Another disappointing experience last night. My BG climbed slowly from 100 to 340 between 11pm and 3am when the CGM alarm finally woke me up (it was still climbing). There was still 80u in the cartridge. A big correction bolus with no impact. At 5am I changed out the infusion set and cartridge and brought things back in range with Afrezza. All is well now through lunch. I can’t unequivocally pin the blame on Fiasp because I changed the infusion site and cartridge at the same time, but given recent experiences I’m assuming it’s the culprit.
I called Tandem TCS to see if I might be overlooking something. They suggested the usual suspects (infusion site, loose tlock connection, how long the cartridge was in use). They pointed out again that Fiasp was an off label use for the pump but told me other users are reporting similar things and that some are having success by changing cartridges at 50u. I’m willing to do that, but this experience was at 80u. If it happens again I’m going begrudgingly back to Humalog.

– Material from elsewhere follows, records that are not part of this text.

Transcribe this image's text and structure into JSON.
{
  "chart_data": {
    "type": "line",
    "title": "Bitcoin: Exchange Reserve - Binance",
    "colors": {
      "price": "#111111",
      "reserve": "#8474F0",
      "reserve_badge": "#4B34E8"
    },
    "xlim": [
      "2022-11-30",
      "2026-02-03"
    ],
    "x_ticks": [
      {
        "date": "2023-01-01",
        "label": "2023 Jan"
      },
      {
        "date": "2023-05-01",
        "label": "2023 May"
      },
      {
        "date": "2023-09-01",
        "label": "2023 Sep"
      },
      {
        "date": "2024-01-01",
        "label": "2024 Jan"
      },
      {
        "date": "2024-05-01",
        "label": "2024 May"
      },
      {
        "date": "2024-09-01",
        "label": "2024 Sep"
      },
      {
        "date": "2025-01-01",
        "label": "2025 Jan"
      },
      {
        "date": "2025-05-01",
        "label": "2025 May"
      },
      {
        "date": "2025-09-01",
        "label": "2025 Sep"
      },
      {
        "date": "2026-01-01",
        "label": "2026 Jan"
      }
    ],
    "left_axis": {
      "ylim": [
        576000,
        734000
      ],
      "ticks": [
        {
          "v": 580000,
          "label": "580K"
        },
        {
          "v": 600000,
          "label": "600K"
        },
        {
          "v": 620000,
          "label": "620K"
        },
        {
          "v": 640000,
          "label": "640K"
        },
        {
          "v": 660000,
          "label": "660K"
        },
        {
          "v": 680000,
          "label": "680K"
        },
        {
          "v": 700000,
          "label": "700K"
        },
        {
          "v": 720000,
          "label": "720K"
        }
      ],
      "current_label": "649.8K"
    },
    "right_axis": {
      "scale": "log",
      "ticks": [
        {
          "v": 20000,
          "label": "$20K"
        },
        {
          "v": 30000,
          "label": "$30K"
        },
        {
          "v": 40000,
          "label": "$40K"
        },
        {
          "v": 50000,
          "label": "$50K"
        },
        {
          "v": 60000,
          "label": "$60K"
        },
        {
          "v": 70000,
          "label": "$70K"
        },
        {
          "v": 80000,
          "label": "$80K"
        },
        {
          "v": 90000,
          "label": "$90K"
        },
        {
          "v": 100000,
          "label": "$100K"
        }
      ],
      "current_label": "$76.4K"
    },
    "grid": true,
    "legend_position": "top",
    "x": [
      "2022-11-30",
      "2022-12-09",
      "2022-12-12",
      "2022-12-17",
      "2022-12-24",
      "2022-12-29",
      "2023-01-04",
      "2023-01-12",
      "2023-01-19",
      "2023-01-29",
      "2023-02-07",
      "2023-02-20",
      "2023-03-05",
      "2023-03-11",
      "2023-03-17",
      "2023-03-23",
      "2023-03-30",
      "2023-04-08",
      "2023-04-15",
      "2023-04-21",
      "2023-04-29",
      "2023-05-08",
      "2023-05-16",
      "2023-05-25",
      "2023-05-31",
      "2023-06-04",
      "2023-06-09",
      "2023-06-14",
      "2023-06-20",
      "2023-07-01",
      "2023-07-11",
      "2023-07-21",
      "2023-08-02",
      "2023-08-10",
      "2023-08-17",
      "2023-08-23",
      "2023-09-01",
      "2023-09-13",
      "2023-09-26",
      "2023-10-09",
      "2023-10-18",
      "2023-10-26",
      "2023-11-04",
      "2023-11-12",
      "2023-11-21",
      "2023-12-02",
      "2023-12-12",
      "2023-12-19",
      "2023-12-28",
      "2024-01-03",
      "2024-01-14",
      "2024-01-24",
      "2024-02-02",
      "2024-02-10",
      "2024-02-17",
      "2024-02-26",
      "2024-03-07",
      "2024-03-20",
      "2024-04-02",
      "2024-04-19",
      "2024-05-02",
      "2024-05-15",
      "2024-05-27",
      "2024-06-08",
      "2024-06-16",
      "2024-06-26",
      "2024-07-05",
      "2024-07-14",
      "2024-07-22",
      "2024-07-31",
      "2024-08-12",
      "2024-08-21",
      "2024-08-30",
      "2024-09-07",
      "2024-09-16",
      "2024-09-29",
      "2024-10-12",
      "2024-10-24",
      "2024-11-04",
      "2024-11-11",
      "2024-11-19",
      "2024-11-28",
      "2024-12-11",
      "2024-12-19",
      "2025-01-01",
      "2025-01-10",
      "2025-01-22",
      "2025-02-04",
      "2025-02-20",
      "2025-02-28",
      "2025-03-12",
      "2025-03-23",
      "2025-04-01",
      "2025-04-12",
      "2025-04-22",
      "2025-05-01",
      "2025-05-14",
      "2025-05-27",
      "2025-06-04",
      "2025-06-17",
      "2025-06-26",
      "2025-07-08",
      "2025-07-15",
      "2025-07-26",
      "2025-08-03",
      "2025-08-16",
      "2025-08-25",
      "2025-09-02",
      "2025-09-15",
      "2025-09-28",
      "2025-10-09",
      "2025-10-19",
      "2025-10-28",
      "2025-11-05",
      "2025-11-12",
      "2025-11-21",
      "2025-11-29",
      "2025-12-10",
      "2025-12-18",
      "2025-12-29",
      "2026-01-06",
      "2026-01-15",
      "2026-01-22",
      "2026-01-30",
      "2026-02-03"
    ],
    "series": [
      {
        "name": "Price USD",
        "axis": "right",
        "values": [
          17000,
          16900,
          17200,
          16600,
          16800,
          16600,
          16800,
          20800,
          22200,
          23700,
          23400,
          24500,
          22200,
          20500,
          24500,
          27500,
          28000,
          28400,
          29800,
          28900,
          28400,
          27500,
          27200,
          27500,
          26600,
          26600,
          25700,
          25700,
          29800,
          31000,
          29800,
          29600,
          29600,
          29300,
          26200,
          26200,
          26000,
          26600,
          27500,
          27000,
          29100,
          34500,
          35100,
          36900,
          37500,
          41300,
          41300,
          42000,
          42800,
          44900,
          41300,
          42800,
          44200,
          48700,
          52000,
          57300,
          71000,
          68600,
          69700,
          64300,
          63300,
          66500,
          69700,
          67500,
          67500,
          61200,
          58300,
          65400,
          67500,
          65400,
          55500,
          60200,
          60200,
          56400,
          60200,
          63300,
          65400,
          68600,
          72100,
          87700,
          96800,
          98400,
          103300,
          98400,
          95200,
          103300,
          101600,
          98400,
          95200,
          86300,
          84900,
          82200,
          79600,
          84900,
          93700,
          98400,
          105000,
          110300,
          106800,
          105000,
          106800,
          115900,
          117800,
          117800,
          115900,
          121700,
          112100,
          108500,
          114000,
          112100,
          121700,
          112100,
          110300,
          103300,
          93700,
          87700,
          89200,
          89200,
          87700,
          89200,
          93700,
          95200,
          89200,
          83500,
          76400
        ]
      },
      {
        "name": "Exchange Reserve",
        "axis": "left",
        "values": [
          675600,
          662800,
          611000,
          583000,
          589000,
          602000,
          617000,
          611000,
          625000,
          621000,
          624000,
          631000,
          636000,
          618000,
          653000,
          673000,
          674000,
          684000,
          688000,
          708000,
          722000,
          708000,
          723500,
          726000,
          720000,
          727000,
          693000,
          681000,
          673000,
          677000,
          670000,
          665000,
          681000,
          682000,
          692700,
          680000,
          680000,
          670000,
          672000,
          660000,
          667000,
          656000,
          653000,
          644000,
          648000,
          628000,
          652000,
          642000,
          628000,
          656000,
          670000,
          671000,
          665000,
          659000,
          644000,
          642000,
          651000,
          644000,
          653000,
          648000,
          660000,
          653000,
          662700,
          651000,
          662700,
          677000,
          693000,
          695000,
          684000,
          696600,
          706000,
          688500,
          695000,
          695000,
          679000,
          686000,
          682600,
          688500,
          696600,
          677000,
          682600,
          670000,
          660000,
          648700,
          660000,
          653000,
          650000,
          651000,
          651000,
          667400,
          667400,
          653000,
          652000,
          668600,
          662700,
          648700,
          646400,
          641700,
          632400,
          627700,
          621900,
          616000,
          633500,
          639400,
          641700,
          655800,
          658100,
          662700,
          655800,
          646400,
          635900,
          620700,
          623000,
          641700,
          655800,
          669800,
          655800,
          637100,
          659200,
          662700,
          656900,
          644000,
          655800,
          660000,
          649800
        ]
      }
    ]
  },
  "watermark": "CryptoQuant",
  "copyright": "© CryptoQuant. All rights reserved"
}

Have you tried extended bolus?
We seem to have gotten past nighttime highs (for now - things can always change) but when we had them, if I thought that 8 units was appropriate, I found it far more effective to bolus 8 units extended, 25% up front over 1 hour.
ie - 2 units now and then 1 unit every 10 minutes spread out over the next hour.
If I did all 8 units at once at nighttime it would have very little impact.
However during the day things are quite different.
EDIT: FYI - We are using Fiasp in the Tandem t:slim X2. Off-label obviously.